見出し画像

ヒトもまたメディアだとすれば……

「不確実性の時代」といわれてきたが、
そんなのはもっと先のことであって、
そもそも自分には関係がない、と思ってきた。

ところが、新型コロナウイルスの感染拡大によって、
「不確実性の時代」が目に見えるようになった。
昨日まで当たり前にできていたことが、
当たり前ではなくなった。
手にしていたものが、なくなっていった。

政治理論家で『ジェネレーション・レフト』の著者キア・ミルバーンによれば、
そうした事態のことを現代哲学では「出来事」といい、

出来事とは、社会のコモン・センス(常識)を打ち破るような変化が突如として起こる瞬間だと定義することができる。

といっている。

その「出来事」が発生したとき、わたしたちは、
事態を把握するために、何で情報を得ただろうか。
どういうメディアで情報を得てきただろうか。

国内外でたくさんのメディアがあるにもかかわらず、
使っているメディアは、それほど多くはないだろう。

メディアについて、ちょこっと考え始めてる。

わたしたち昭和生まれは「メディアには何がある?」と聞くと、
新聞、テレビ……から並べ始める。
じゃあ、平成生まれはどうか。
平成の中でも、ミレニアル世代やZ世代はどうなんだろうか。
(ふだん元号使わないのに、「生まれ」を続けるととたんに元号になってしまうことに気がついてしまった)

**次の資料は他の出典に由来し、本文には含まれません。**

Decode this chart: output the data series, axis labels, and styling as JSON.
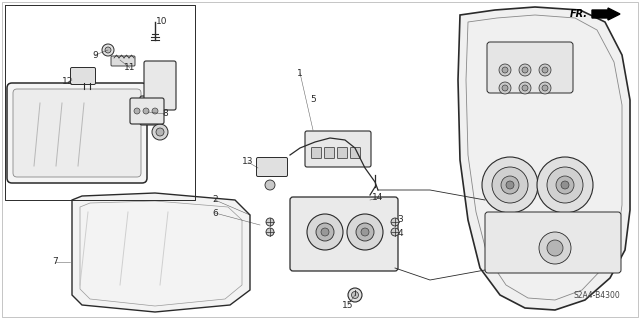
{
  "bg_color": "#ffffff",
  "line_color": "#2a2a2a",
  "part_number": "S2A4-B4300",
  "figsize": [
    6.4,
    3.19
  ],
  "dpi": 100
}
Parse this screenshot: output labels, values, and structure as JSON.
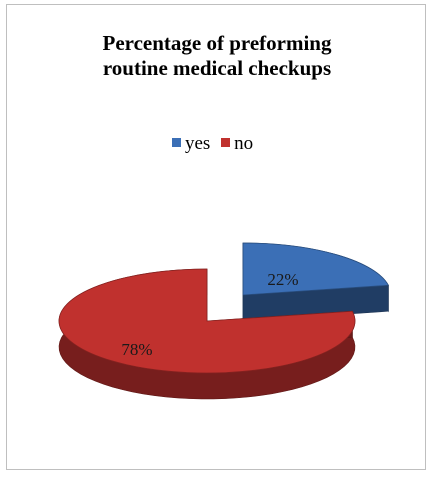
{
  "chart_data": {
    "type": "pie",
    "title_lines": [
      "Percentage of preforming",
      "routine medical checkups"
    ],
    "categories": [
      "yes",
      "no"
    ],
    "values": [
      22,
      78
    ],
    "data_labels": [
      "22%",
      "78%"
    ],
    "colors": [
      "#3b6fb6",
      "#c0312e"
    ],
    "legend": {
      "entries": [
        "yes",
        "no"
      ],
      "placement": "top"
    },
    "style": "3d-exploded"
  }
}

新聞、テレビ、ラジオ、雑誌、映画、小説が「オールドメディア」だと、
もはや終わっているといいたいんじゃなくて、
もちろんSNSもメディアだし、You Tubeもメディアだし、
SNSにもtwitterありfacebookありInstagramありTik Tokあり、
noteもあるしVoicyもあるし。

メッセージの交換という意味では、マッチングアプリもメディアになる。

広告もメディア。
カフェやミュージアムやコミュニティもメディアだとすれば、
ヒトそのものもメディアに入れてもいいんじゃないか。

ヒトもメディアだとすれば、
自分自身はメディアとして、どんな役割を果たしているのか。

わたしが学生時代、ライターとして何かモノを書き始めたときに、
「ジャーナリストに必要なことは三つ。
informationをintelligenceに昇華させること、
英語ともうひとつの外国語、それと歴史観」
と教わった。

メディアから発せられるほとんどが、informationだ。
そしてほとんどの人は、そのinformationを受け取ったままにしている。
または、受け取ったinformationを自分の意見として誰かに伝えている。
受け取ったinformationをそのままで、
「正しい」あるいは「間違っている」「フェイクだ」と判断している。
もしくは、「好き」なinformationだけを集めて、見て、読んで、得心している。

師匠であるジャーナリストの高野孟さんがよく使っていたたとえに、
「アメリカのCIAの『 I 』は何の略か?」
日本語では「中央情報局」と訳され、アメリカ合衆国の体外情報機関で、
Central Intelligence Agencyのこと。
informationではなくintelligenceだ。

インテリジェンスは、インフォメーションとインフォメーションをつなぎ合わせたもの。
あるいは、つなぎ合わせたものにさらにインフォメーションをくっつけたり、
部分的にはがしたり、変形させたりしたものがインテリジェンス。

つまり、インフォメーションをたくさん集めて、昇華させたものがインテリジェンスであって、
そうするためには、自分のアタマで考えないといけない。

自分自身もメディアであるとすると、
インフォメーションを正確に伝えることも役割だけれども、
もう少しましなメディアであるためには、
インテリジェンスを発することが、その役割を果たしたことになる。

メディアについて、考え始めたばかり。